A lot of pilots met their first Tomahawk during primary training. But it looks more like a time machine than a run-of-the-mill trainer, with its double doors and bubble view. And this is one time machine that almost anyone can afford — for less than the price of a convertible, a pilot can expand precious weekends by spending more time at a destination and less time getting there.
When the original Piper Aircraft Corporation first conceived a new trainer in the mid-1970s, the company polled CFIs to determine what traits this airplane should have. The Tomahawk delivers what these special customers ordered: an airplane that provides honest response to pilot inputs, a comfortable cabin with great visibility, and big-airplane-style handling. Cockpit layout is geared for safety, with the fuel selector front and center on the console.

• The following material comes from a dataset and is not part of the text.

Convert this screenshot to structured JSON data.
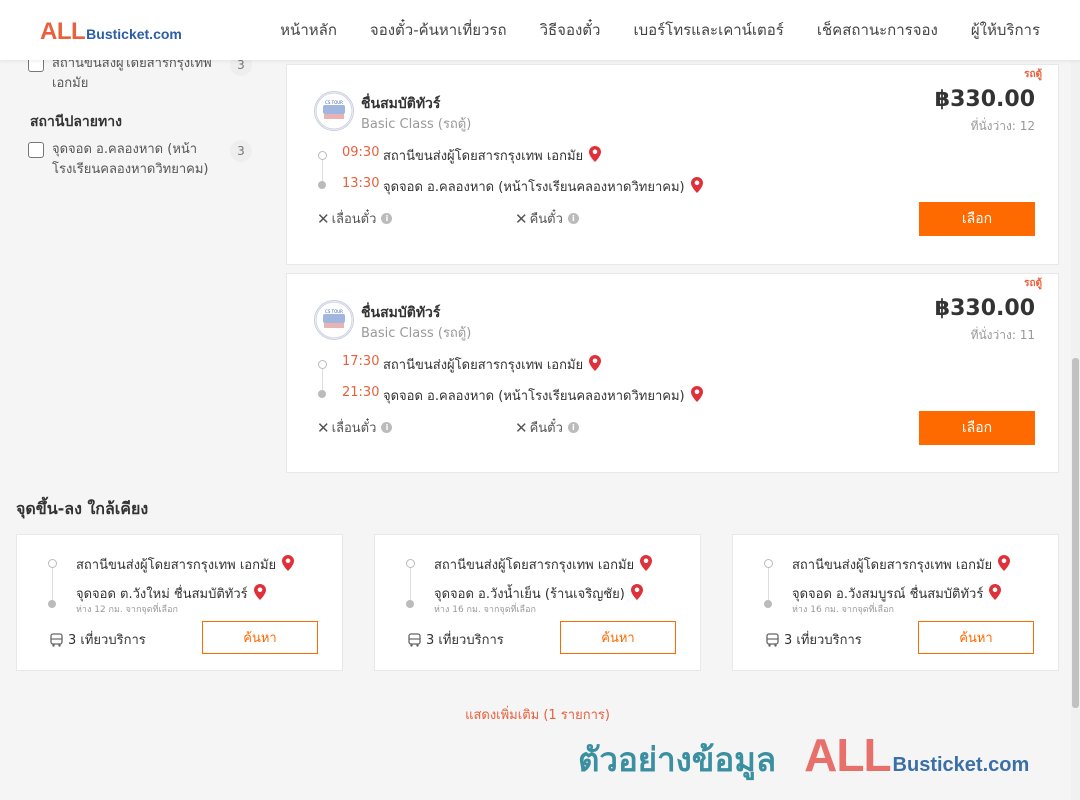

Flight instructors we spoke to feel strongly that the Tomahawk does what Piper intended. "The student is well trained, and they can't get away with some of the things they can in other trainers," says Jim Tafta of Richmond Flight Center in West Kingston, Rhode Island. The feedback is overwhelmingly positive, with one caveat: This airplane, though a trainer, still demands proper training of its pilots from a qualified instructor. Those with the training have flown the Tomahawk for thousands of hours without incident.

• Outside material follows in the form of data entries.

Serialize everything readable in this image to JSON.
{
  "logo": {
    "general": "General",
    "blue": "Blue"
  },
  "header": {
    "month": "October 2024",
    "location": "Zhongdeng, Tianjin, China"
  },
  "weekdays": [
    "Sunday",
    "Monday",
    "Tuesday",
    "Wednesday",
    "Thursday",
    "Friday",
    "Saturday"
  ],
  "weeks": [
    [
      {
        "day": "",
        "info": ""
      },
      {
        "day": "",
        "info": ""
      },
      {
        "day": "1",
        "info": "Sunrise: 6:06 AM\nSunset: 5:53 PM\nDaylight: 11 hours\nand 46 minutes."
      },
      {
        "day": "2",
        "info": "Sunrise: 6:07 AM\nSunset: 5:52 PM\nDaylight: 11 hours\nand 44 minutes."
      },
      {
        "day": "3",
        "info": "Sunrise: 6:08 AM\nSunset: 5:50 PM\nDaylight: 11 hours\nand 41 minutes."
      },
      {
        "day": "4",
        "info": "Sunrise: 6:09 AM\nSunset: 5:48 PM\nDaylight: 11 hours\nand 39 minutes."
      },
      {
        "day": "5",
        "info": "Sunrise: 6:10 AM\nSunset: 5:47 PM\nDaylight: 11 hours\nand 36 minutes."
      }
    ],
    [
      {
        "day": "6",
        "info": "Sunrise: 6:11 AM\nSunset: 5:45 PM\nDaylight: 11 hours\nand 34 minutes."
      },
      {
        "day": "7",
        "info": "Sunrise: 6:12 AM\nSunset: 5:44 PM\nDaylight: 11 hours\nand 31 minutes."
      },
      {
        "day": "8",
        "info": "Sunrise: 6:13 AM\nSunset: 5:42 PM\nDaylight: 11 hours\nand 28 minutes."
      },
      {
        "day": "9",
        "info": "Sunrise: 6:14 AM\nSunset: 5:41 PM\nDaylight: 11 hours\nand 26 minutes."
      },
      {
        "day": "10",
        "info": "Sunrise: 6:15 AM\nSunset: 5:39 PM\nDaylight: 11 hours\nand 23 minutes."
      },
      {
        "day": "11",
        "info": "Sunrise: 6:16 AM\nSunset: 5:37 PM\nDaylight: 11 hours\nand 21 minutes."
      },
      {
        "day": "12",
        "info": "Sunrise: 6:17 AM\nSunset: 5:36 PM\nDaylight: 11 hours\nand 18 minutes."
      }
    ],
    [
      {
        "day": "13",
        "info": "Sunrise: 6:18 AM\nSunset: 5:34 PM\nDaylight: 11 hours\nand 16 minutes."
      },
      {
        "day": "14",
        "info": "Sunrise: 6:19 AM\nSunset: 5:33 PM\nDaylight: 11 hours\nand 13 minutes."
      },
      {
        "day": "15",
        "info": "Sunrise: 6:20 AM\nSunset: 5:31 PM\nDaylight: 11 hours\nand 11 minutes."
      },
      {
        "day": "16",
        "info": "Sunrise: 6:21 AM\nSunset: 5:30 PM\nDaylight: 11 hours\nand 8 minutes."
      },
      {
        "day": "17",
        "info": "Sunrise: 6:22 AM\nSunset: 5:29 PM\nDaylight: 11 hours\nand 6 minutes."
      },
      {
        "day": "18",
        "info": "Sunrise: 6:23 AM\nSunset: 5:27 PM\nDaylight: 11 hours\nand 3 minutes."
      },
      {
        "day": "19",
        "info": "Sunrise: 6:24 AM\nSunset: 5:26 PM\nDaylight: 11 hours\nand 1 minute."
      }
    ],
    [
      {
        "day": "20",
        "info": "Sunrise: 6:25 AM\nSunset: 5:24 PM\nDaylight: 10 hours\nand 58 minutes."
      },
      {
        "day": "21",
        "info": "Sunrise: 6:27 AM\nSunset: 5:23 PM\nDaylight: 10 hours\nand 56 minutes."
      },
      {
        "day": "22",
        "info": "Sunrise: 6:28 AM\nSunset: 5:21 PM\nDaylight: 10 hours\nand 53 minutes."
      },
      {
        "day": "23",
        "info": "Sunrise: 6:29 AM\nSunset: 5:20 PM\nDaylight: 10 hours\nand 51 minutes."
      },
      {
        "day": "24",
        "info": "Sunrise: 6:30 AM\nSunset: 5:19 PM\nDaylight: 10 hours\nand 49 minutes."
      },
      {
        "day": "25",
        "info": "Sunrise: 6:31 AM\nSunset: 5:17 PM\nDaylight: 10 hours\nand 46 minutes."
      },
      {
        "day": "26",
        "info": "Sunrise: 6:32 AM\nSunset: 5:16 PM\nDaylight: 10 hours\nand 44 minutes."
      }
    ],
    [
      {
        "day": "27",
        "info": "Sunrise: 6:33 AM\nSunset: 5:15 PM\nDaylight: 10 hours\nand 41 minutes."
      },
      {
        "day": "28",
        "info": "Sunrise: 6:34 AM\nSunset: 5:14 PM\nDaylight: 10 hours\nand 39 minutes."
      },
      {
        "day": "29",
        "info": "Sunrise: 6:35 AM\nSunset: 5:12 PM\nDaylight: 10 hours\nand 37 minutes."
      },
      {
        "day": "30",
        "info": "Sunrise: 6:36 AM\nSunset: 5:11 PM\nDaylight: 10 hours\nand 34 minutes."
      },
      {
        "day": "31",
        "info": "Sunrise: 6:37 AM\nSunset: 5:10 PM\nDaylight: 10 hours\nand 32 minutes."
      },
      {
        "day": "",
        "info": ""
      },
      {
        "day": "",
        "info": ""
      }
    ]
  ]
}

Just fewer than 2,500 Tomahawks were produced in model years 1978 to 1980, with the most units produced from 1978 to 1979. Aftermarket kits for the rear wing spar, vertical fin attach plate, and rudder hinge were developed to address several airworthiness directives (ADs) that were issued soon after these models hit the ramp. In 1981 and 1982, the Tomahawk and Tomahawk II were made with many of the ADs taken care of at the factory. These later models are preferable, as the installation of AD kits in the field was accomplished with varying degrees of accuracy. Aircraft with these field ADs may exhibit divergent flight characteristics from the standard Tomahawk because of what are considered vague installation instructions from Piper, according to several A&Ps we spoke to. Of course, as the gods of economics would deviously demand, fewer of the later models were produced as steeply rising interest rates and a soft economy helped send new aircraft sales to the basement in the early 1980s. Annual production runs during 1980 to 1982 were less than 200 aircraft a year — not even one-quarter the yearly production of Tomahawks in 1978 and 1979. It's no surprise that prices steadily increase with model year.

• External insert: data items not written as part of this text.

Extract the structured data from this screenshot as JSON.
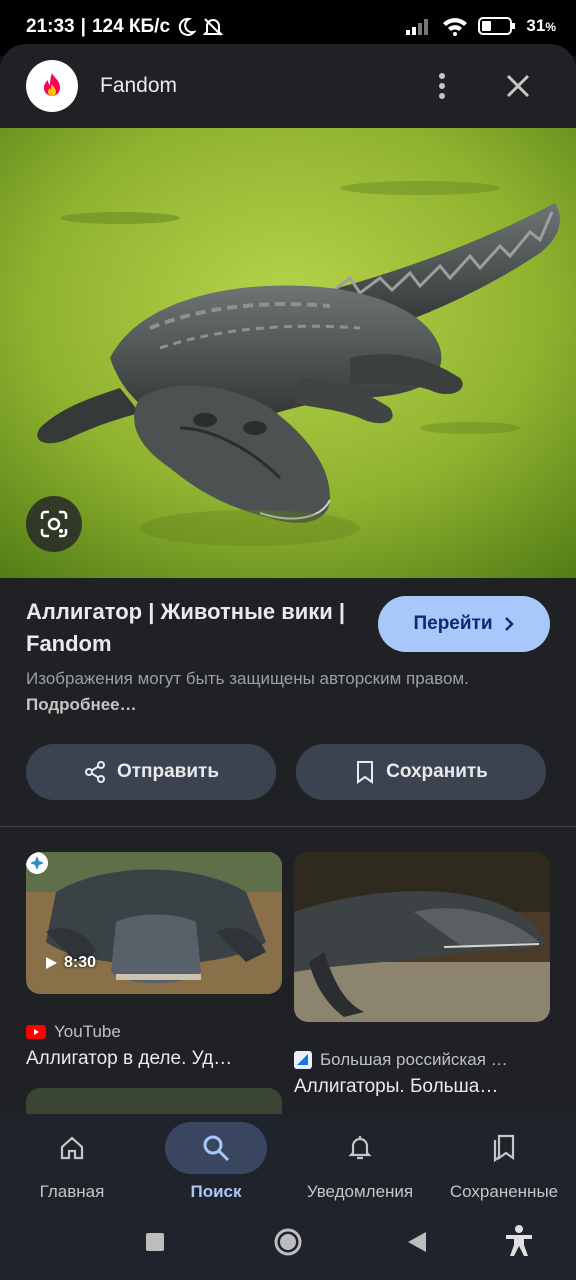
{
  "status_bar": {
    "time": "21:33",
    "network_speed": "124 КБ/с",
    "battery": "31",
    "battery_unit": "%",
    "icons": [
      "moon-icon",
      "bell-off-icon",
      "signal-icon",
      "wifi-icon",
      "battery-icon"
    ]
  },
  "sheet": {
    "site_name": "Fandom",
    "title": "Аллигатор | Животные вики | Fandom",
    "goto_label": "Перейти",
    "copyright_text": "Изображения могут быть защищены авторским правом.",
    "more_label": "Подробнее…",
    "share_label": "Отправить",
    "save_label": "Сохранить"
  },
  "results": [
    {
      "source": "YouTube",
      "title": "Аллигатор в деле. Уд…",
      "duration": "8:30"
    },
    {
      "source": "Большая российская …",
      "title": "Аллигаторы. Большa…"
    }
  ],
  "bottom_nav": [
    {
      "label": "Главная",
      "icon": "home-icon",
      "active": false
    },
    {
      "label": "Поиск",
      "icon": "search-icon",
      "active": true
    },
    {
      "label": "Уведомления",
      "icon": "bell-icon",
      "active": false
    },
    {
      "label": "Сохраненные",
      "icon": "bookmarks-icon",
      "active": false
    }
  ],
  "colors": {
    "accent": "#a8c7fa",
    "sheet_bg": "#202124",
    "button_bg": "#3c4350"
  }
}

Original Tomahawks rolled off the line with basic VFR instrumentation. The so-called "Special Training Package No. 1" gave the airplane gyros, external and internal lighting, dual brakes, one (then) King nav/com and transponder, an ELT, and a heated pitot tube — for a total price of $19,730.
Pilots need special training because of the way the airplane was designed to stall and spin. The wing design, the same basic section as the one on the less common Beech Skipper, was a cutting-edge airfoil — the NASA-generated GA (W)-1 — in the late 1970s. On the Tomahawk airframe, the wing produces aggressive stall characteristics suitable for teaching primary students about stall recognition and recovery. However, that design led to a higher incidence of stall/spin accidents, perhaps because the airplane cannot simply fly itself out of a spin like other trainers — it wasn't meant to, so that students would learn proper control inputs. This is one airplane where it pays to know the territory.
The Tomahawk controls have a heavier feel, as they were designed to mimic those of a much larger airplane. In addition, the T-tail delivers reduced elevator control response at low airspeeds — and this is actually reflected in the accident reports to a larger degree than stall/spin issues. During the takeoff roll, the elevator becomes effective at around 35 KIAS. If the pilot has been impatient and is holding greater back-pressure in an attempt to raise the nose before this point, the airplane will overrotate. The same effect reverses on landing, "especially when a headwind shears off," according to Adam Harris, director of maintenance at East Coast Aero Club at Hanscom Field in Bedford, Massachusetts, who has owned four Tomahawks over the years. These are simply attributes of an airplane that doesn't fit the standard mold, Harris points out. "We rent them to people with 10 hours and they always come back."
In fact, if you're looking for an airplane to provide a steppingstone to a larger aircraft, the Tomahawk makes a sound choice. You face an easier transition in the long run because of these big-airplane characteristics.